Outside, Carolyn’s grandson also offered traditional Welcome to Country with the Smoking Ceremony (Tanderrum). Green leaves from plants are placed on a small fire. The smoke is used to cleanse the area and people present.

smoking ceremony introduction

This traditional way of welcoming people to their land and of cleansing your soul involved three plants for the ceremony. The purification ritual is always undertaken by an Aboriginal person with specialised cultural knowledge.

Aunty Carolyn Briggs reminded us that smoking ceremonies are common in countries throughout the world.

The Black Wattle (Muyan) representing the elders, vital to local clans. Symbolic of the Elders’ strength and what they pass onto the future generation. The wattle (its seed, bark, wood, and gum) was used to provide nutrients, food, and warmth.

River Red Gum leaf ( Biel) – representing diversity within the community – more than 500 different eucalypts throughout Australia just as there are more than 500 different indigenous language groups or clans. Symbolic of the entire community and offers respective access to the land and its resources.

Cherry Ballart- (Ballee) – represents children (bubup) needs a host plant just as children need a guardian or Elder to grow. Symbolic of youth, strong and resilient but requires support when young and never really disconnect.

smoking ceremonyjpg

There was difficulty getting the fire to light because of the wind so modern technology (cigarette lighter) was harnessed amid much laughter, but we were all able to circle the fire (children first, then ladies, then men) and inhale the smoke to cleanse our souls.

fire at smoking ceremony

The atmosphere in the exhibition (despite serious subject matter) and outside was friendly and uplifting. A great buzz as people chatted and shared stories.

When Paolo spoke about her exhibition she mentioned Mok Mok,  an old woman, ‘a hag’ who she was told to fear as a little girl because she steals children and kills and chops up men.

Always watching and waiting for people to break laws Mok Mok was written about by the esteemed Elder and author, Aunty Margaret Liliarda Tucker, one of the first Aboriginal women to write her autobiography: If Everyone Cared, published in 1977.

Mok Mok is angry about how women and children are treated, too much male violence and too many children being stolen.

The assorted photographic images, slideshow and audio relating to the story of Mok Mok are thought-provoking and provide a strong message:

Our Elders and matriarchs keep family stories, genealogies, connections, nurturing ways, child raising, teaching, singing, language and culture and teach me how to be an Sovereign Aboriginal woman. I respect these lessons by quietly listening, passing on knowledge to my children and creating works that reflect the strength of our women so they are not forgotten.

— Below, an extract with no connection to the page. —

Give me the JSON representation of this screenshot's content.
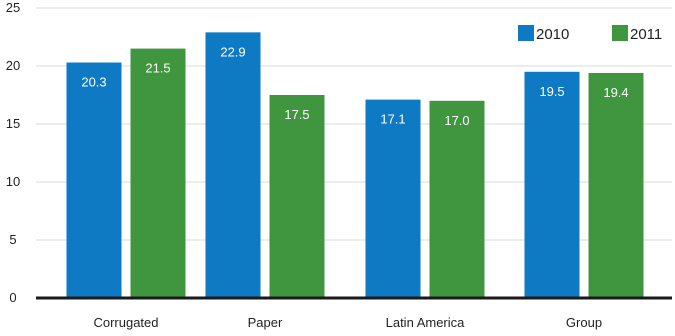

I hope people take advantage of this wonderful opportunity to connect with Paola and her art and for further information and interaction with Aboriginal Australia during NAIDOC Week, visit Lisa Hill’s blog and take part in her great initiative for Indigenous Literature Week.

The Kingston Arts Centre is easy to access by public transport, being a short walk from Moorabbin Railway Station. A selection of buses also stop outside and there is a carpark at the back.

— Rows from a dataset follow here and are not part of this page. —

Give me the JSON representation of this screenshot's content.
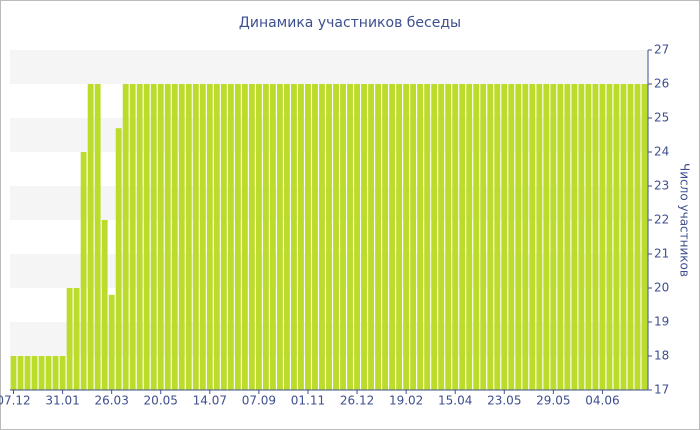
{
  "chart_data": {
    "type": "bar",
    "title": "Динамика участников беседы",
    "y_label": "Число участников",
    "categories": [
      "07.12",
      null,
      null,
      null,
      null,
      null,
      null,
      "31.01",
      null,
      null,
      null,
      null,
      null,
      null,
      "26.03",
      null,
      null,
      null,
      null,
      null,
      null,
      "20.05",
      null,
      null,
      null,
      null,
      null,
      null,
      "14.07",
      null,
      null,
      null,
      null,
      null,
      null,
      "07.09",
      null,
      null,
      null,
      null,
      null,
      null,
      "01.11",
      null,
      null,
      null,
      null,
      null,
      null,
      "26.12",
      null,
      null,
      null,
      null,
      null,
      null,
      "19.02",
      null,
      null,
      null,
      null,
      null,
      null,
      "15.04",
      null,
      null,
      null,
      null,
      null,
      null,
      "23.05",
      null,
      null,
      null,
      null,
      null,
      null,
      "29.05",
      null,
      null,
      null,
      null,
      null,
      null,
      "04.06",
      null,
      null,
      null,
      null,
      null,
      null
    ],
    "values": [
      18,
      18,
      18,
      18,
      18,
      18,
      18,
      18,
      20,
      20,
      24,
      26,
      26,
      22,
      19.8,
      24.7,
      26,
      26,
      26,
      26,
      26,
      26,
      26,
      26,
      26,
      26,
      26,
      26,
      26,
      26,
      26,
      26,
      26,
      26,
      26,
      26,
      26,
      26,
      26,
      26,
      26,
      26,
      26,
      26,
      26,
      26,
      26,
      26,
      26,
      26,
      26,
      26,
      26,
      26,
      26,
      26,
      26,
      26,
      26,
      26,
      26,
      26,
      26,
      26,
      26,
      26,
      26,
      26,
      26,
      26,
      26,
      26,
      26,
      26,
      26,
      26,
      26,
      26,
      26,
      26,
      26,
      26,
      26,
      26,
      26,
      26,
      26,
      26,
      26,
      26,
      26
    ],
    "color": "#bcdc2c",
    "ylim": [
      17,
      27
    ],
    "yticks": [
      17,
      18,
      19,
      20,
      21,
      22,
      23,
      24,
      25,
      26,
      27
    ],
    "y_axis_side": "right",
    "grid": "bands"
  }
}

When I was preparing to write this post, I reflected on many years of involvement with various groups fighting alongside Aboriginal and Torres Strait Islander people as they struggled for recognition and respect. I’m so glad that the Andrews Government in Victoria has started negotiations for a Treaty. Recognising Aboriginal Sovereignty has to be the first step in true reconciliation.

I rummaged through a box of old posters in the shed – many already enjoyed by silverfish – and was reminded of events, people and places from the past, 1970 – 2000.

This slideshow requires JavaScript.

Unfortunately, some of my Aboriginal friends died far too young and although we now see the Aboriginal flag above council offices, and many officials are mindful of Welcome to Country protocols, there still needs to be more appreciation of the cultural significance and contribution of Indigenous Australians in the wider community.

How easily memories are triggered and stories beg to be retold and retained.